OVEN COOKED BRISKET 
5-6 lb. trimmed brisket
3 oz. bottle liquid smoke
Onion powder
Garlic powder
Celery salt
Black pepper
Worcestershire sauce
6 oz. bottle BBQ sauce

Lay brisket in a large roaster pan. Pour liquid smoke seasoning over meat and sprinkle generously with onion powder, garlic powder, and celery salt. Cover pan with foil and refrigerate overnight. The next day, uncover and sprinkle meat generously with salt and pepper. Drizzle with Worcestershire sauce. Cover with foil and bake for 1 hour per pound at 275 degrees. For the last hour, cover with BBQ sauce and bake 1 more hour, covered. Cool before slicing.

recipe reviews
Oven Cooked Brisket
 #19430
 cecelia jiles says:
What is liquid smoke and is there a subsititute for it if I can't find in the grocery store near me. Thank you.
 #40070
 Shirley Jones (United States) says:
OMG this is the best brisket recipe i have ever tasted. I cooked a 7 lb. brisket and an hour into cooking my house smelled so good we were all starving by the time it was done.
   #89336
 Texascook (Texas) says:
Liquid smoke is a bottle of marinade you buy at the store next to soy sauce or bbq sauce.
 #117111
 Funberg (New Mexico) says:
Liquid smoke is literally what it's call, smoke cooled/condensed into a liquid.
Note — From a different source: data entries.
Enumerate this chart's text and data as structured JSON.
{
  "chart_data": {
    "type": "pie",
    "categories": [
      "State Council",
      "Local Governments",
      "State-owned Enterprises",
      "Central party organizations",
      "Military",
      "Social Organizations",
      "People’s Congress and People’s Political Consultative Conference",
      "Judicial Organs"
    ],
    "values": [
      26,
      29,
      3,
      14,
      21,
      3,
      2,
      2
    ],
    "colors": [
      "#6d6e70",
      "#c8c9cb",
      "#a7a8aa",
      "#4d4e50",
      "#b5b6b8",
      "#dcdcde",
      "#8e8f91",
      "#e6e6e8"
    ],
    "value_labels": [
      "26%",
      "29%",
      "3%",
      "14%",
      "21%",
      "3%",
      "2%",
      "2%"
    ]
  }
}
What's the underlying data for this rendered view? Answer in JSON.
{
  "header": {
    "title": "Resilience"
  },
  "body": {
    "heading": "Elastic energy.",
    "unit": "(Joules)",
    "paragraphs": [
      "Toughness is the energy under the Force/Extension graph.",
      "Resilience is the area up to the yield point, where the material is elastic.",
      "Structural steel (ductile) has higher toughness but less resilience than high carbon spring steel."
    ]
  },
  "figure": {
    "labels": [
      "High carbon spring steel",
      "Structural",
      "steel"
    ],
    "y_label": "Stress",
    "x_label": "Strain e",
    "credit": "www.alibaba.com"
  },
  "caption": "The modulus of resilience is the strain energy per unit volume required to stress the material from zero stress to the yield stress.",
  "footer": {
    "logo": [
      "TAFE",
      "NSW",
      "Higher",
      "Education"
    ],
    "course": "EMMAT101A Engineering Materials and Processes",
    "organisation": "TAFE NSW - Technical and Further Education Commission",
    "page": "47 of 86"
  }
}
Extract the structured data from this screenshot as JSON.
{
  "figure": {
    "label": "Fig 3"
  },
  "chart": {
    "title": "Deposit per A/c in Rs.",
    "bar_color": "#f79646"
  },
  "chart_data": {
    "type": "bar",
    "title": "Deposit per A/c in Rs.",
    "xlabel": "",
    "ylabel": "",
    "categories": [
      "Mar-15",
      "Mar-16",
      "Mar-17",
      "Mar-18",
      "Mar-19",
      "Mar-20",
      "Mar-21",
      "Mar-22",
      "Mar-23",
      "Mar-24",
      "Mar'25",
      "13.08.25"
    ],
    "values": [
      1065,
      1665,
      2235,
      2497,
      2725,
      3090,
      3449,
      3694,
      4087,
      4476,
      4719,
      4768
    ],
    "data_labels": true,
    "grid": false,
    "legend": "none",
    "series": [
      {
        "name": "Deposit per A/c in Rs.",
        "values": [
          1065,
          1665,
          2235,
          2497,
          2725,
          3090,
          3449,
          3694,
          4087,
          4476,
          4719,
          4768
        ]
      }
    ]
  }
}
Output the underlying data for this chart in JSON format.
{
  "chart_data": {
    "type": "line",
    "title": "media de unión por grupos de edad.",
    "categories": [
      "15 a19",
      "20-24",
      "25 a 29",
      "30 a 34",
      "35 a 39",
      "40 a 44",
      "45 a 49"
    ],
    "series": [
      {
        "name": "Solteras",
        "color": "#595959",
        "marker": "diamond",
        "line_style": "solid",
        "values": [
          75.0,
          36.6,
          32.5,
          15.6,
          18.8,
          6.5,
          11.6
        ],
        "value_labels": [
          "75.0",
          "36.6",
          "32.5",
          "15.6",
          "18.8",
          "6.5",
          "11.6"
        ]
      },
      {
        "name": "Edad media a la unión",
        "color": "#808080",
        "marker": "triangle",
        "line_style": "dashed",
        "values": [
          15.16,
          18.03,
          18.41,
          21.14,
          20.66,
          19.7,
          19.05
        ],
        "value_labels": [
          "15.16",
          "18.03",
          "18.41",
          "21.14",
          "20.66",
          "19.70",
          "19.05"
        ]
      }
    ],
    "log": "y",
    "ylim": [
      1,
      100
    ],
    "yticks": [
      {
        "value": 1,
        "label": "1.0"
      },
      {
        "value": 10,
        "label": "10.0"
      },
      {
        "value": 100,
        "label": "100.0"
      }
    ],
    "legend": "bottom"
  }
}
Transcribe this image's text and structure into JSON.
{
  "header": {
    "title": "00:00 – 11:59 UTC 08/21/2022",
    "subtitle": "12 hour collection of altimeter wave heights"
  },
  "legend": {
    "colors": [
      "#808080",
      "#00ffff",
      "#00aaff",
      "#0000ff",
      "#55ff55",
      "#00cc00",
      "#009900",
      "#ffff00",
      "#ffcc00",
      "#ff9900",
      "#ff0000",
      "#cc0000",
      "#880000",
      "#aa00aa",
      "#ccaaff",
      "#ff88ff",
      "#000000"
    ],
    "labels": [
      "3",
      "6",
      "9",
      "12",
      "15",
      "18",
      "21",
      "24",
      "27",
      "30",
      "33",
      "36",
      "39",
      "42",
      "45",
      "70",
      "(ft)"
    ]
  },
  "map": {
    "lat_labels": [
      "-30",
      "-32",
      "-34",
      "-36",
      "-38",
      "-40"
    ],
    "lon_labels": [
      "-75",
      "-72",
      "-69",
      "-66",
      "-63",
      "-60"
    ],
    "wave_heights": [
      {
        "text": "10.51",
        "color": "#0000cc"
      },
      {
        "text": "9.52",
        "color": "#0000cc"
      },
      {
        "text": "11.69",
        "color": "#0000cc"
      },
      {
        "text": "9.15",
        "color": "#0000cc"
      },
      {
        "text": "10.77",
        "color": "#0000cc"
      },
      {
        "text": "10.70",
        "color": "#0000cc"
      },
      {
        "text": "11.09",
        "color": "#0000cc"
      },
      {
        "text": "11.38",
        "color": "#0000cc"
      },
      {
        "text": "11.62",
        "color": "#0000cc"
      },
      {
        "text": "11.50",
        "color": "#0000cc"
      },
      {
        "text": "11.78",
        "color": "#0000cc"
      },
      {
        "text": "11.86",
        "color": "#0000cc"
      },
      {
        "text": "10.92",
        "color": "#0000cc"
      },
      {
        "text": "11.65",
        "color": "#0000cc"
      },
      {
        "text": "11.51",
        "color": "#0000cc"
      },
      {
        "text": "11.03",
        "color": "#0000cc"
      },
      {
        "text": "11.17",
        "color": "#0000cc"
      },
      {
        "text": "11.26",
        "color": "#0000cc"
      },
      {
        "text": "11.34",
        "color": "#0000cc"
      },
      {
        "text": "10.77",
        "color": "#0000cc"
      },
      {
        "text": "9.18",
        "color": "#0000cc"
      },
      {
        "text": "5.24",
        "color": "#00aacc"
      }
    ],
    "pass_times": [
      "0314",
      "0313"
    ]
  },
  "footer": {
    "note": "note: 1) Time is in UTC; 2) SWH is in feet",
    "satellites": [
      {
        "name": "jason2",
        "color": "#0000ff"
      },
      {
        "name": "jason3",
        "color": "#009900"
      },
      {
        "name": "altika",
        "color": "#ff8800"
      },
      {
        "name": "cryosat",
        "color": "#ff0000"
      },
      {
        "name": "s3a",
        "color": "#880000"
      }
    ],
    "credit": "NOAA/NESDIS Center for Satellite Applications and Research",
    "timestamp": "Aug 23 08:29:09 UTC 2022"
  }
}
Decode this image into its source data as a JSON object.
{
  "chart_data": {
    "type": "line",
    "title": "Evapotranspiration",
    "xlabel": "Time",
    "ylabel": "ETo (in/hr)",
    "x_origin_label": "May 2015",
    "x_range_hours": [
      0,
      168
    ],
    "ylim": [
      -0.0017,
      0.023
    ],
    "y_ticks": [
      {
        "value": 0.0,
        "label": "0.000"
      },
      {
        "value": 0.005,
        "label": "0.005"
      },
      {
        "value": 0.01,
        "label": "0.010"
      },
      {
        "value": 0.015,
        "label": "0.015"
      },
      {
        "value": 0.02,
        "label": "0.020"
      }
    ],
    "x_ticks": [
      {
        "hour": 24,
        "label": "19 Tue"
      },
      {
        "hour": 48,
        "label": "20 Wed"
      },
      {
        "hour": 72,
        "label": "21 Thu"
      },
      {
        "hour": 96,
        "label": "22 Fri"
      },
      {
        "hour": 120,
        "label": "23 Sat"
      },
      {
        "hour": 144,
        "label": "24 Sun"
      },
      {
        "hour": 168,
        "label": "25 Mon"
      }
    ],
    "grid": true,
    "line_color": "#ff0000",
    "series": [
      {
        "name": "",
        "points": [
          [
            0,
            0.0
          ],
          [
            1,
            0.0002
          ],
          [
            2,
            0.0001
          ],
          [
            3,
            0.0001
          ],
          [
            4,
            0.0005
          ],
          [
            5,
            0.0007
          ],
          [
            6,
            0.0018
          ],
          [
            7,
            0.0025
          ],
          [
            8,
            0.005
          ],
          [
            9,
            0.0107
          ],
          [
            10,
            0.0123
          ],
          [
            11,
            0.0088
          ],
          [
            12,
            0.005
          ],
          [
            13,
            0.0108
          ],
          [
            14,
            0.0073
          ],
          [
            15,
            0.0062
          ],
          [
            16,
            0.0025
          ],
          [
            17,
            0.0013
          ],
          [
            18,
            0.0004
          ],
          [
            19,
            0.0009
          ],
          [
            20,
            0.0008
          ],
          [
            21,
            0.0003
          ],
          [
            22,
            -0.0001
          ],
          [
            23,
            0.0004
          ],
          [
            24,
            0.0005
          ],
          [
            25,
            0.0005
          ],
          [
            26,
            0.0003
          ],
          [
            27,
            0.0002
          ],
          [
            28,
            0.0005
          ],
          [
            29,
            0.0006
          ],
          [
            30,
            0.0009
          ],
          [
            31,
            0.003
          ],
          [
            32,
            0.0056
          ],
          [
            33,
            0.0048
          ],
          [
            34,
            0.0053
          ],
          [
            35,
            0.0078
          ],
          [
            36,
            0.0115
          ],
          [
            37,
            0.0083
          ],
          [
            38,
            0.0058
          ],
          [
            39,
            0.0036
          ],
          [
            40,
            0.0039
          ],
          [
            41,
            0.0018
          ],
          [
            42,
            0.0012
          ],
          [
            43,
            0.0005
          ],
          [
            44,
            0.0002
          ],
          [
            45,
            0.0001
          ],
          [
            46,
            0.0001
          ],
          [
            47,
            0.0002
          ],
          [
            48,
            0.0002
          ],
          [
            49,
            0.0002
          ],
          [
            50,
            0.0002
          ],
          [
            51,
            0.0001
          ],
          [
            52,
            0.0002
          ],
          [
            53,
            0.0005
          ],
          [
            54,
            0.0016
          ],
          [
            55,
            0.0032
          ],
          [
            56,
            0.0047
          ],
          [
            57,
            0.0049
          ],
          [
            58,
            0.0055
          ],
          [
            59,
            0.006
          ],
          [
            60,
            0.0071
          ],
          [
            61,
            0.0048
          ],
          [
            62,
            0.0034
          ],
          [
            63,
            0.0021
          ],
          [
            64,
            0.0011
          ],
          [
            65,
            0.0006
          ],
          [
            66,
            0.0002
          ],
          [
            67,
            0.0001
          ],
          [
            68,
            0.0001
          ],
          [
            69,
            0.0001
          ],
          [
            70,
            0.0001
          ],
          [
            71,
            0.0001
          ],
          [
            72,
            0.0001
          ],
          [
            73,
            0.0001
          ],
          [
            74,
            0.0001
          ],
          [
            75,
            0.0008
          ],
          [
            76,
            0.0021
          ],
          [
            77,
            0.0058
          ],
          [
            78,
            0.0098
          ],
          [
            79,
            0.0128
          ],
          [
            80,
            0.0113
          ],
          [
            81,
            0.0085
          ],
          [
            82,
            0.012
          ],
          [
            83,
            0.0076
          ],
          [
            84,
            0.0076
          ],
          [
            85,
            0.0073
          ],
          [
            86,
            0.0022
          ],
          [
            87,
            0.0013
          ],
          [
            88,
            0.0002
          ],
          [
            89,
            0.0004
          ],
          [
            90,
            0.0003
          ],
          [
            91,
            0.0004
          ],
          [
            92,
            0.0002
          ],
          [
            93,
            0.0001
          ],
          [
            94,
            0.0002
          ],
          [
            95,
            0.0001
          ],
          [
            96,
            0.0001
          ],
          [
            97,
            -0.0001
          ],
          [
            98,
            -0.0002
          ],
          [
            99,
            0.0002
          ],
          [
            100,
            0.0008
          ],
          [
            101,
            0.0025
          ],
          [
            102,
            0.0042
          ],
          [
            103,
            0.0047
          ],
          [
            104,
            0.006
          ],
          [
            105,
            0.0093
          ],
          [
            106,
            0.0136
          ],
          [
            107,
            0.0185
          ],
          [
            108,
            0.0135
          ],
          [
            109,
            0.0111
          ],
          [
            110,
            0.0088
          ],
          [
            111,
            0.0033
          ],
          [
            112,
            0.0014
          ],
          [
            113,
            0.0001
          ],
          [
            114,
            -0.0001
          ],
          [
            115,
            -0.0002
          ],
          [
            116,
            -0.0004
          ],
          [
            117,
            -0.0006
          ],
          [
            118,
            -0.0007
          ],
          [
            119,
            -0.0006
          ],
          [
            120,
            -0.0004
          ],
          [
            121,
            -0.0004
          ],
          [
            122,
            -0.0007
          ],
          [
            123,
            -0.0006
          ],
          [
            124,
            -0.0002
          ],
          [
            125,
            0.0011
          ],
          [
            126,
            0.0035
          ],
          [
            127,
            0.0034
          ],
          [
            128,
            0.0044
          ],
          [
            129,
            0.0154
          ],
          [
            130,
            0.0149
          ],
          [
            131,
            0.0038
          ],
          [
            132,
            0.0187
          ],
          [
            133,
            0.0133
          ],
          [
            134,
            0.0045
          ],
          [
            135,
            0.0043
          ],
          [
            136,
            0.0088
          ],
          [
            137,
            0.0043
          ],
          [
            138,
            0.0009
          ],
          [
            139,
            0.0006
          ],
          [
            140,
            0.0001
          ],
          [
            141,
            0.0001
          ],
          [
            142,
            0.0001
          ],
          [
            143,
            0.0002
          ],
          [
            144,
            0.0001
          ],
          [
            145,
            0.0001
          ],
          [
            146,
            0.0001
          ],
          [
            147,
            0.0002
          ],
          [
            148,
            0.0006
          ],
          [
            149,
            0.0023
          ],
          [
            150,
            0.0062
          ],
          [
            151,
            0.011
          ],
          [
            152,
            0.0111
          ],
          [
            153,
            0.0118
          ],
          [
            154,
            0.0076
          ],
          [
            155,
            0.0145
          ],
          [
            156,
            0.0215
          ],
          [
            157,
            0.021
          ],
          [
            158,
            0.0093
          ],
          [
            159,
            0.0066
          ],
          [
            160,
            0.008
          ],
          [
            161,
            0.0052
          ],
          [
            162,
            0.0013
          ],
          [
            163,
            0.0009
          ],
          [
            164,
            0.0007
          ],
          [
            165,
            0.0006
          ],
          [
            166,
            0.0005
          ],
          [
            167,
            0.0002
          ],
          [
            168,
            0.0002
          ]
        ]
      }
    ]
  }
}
There is not really any replacement, but it is sold in most stores. If you can't find it, or want the smoke of a different flavored wood, you can always make your own
   #121739
 Walt Allensworth (United States) says:
Nice flavor! I did a variation where we cooked the meat in a crock-pot for 12-hours on low. It was falling apart tender when we tried to slice it. I'd probably back off to 8-9 hours on low if I was to do it again this way.